Uma Cidade Pacata – Olhos Voltados para Mim
Capítulo 147: Escolhas
— Esse lugar… Por que eu sinto que conheço aqui…?
Várias cachoeiras de cores escorriam em tons imiscíveis entre si, diferentes em gradiente e, no céu, tonalidades se misturavam e dividiam ao infinito, criando combinações de formas complexas.
— O que é para fazer agora? Por qual desses caminhos eu sigo?
O ambiente carecia de algo, como se existisse uma grande diferença, gerada por um evento não-ocorrido e essa impressão de “falta” o deixou um pouco desnorteado.
— … O que é isso…?
Em um gesto reflexo, tocou o olho esquerdo com a respectiva mão, suspirando em alívio ao perceber ainda estar em seu devido lugar, intacto. Por algum motivo, isso lhe foi estranho.
— Parece que eu vou ter que escolher uma e seguir em frente. Não tem mais nada para se fazer aqui… eu acho.
Na parede final do grande cômodo de cores, por trás da cachoeira central e do lance de glamurosas escadas, havia um conjunto de portas.
— Agora… qual será que eu escolho…? Ahh… de qualquer jeito, eu acho que posso só olhar e ver o que tem nas outras, né? Não tem para quê tanta cerimônia!

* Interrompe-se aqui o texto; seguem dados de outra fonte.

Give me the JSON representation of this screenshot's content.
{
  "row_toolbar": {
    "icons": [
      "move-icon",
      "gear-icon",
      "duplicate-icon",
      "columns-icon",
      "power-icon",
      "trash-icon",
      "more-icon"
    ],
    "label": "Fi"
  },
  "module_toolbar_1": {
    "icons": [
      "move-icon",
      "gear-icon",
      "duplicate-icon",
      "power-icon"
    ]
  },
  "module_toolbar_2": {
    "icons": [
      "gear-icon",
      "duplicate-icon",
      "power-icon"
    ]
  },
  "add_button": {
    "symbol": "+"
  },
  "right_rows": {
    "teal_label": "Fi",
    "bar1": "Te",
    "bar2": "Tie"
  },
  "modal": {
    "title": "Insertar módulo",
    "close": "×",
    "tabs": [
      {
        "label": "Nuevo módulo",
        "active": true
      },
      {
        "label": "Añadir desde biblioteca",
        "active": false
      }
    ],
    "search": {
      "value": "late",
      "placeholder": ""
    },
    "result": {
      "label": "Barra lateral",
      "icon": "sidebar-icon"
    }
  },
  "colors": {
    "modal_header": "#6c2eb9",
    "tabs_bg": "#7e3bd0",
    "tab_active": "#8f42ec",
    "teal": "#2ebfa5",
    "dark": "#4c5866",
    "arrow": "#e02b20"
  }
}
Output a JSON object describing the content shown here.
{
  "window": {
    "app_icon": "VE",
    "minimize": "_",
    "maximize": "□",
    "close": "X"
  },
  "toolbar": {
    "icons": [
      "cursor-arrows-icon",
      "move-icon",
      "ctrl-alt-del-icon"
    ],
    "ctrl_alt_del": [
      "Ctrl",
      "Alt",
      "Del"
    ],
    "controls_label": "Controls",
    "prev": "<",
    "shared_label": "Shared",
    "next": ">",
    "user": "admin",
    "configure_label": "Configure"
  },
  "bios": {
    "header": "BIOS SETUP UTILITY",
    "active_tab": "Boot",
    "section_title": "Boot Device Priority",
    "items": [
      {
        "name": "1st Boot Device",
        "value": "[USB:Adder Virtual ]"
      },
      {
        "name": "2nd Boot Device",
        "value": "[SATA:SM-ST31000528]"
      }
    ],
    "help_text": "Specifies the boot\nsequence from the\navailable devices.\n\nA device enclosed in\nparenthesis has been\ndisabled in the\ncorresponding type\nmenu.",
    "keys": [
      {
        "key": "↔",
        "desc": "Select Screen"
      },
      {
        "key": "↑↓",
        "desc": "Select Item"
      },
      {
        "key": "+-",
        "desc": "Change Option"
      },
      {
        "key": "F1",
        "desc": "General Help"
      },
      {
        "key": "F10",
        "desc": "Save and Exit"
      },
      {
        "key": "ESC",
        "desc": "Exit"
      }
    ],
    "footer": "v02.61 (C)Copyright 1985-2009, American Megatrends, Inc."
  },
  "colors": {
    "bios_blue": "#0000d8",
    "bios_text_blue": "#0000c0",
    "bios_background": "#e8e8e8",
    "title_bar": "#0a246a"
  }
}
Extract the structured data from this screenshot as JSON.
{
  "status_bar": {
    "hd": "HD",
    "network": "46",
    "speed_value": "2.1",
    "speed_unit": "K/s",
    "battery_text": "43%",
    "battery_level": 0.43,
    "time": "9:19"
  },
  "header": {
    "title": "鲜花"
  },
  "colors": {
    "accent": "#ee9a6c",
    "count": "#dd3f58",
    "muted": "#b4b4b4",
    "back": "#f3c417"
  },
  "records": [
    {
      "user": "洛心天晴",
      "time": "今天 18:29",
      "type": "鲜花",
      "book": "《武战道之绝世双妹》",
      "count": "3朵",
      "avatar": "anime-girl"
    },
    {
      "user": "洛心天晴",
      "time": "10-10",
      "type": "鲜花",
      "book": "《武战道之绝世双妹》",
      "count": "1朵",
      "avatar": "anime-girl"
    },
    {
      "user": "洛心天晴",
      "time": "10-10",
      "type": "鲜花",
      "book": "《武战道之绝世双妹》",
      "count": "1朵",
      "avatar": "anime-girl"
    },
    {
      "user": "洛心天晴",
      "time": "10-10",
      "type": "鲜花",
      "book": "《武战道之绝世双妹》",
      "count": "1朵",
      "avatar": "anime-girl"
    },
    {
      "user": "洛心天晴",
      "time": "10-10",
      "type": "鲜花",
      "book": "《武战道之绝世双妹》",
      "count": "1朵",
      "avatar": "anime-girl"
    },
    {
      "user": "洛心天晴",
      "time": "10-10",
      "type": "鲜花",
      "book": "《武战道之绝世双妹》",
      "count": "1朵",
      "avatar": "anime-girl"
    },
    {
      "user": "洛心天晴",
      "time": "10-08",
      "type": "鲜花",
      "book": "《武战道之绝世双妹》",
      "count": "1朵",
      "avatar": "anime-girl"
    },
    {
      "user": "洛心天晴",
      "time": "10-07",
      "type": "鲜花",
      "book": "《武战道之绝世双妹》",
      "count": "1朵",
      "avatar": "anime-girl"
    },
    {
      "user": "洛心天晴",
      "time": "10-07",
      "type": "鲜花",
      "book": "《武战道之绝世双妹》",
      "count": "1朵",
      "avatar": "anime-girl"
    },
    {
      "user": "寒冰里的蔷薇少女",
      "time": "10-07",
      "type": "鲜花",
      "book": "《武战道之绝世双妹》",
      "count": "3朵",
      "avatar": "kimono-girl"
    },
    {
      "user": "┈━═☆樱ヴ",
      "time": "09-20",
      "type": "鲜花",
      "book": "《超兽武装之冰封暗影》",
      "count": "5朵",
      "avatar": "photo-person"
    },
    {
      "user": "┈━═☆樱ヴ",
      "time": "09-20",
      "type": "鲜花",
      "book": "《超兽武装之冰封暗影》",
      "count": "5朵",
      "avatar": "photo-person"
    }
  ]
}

As portas existiam em quase todas as cores principais, brilhando; se ele demonstrasse sequer a mínima intenção de visitá-la, o cômodo se abria, fechando de volta ao perder o foco específico.
Uma ao lado da outra, se organizavam em único corredor infinito, esticado além dos limites do quarto, embora, de um mágico, capaz de caber lá dentro.
As escolhas eram várias, algumas óbvias demais, outras ocultas e invisíveis, mas para sair dali, essa escolha deveria ser feita, algo do qual estava ciente desde quando entrou.
— Eu só preciso escolher um caminho.
Ele andou até uma porta aleatória, de cor branca, destacada das demais pela falta de charme próprio, em um mundo onde as outras várias eram carregadas de personalidade.
— Eu só preciso fazer algo a respeito disso.
Design elegante, pintura robusta… essa porta não tinha; era básica, tolerável, qualquer.
— Mas é a minha escolha.
A porta se destrancou, e ele girou a maçaneta.
… … …
— Oh, os sinais vitais tiveram um impulso repentino! Um pico de adrenalina, talvez? Parece que o nosso convidado especial finalmente acordou!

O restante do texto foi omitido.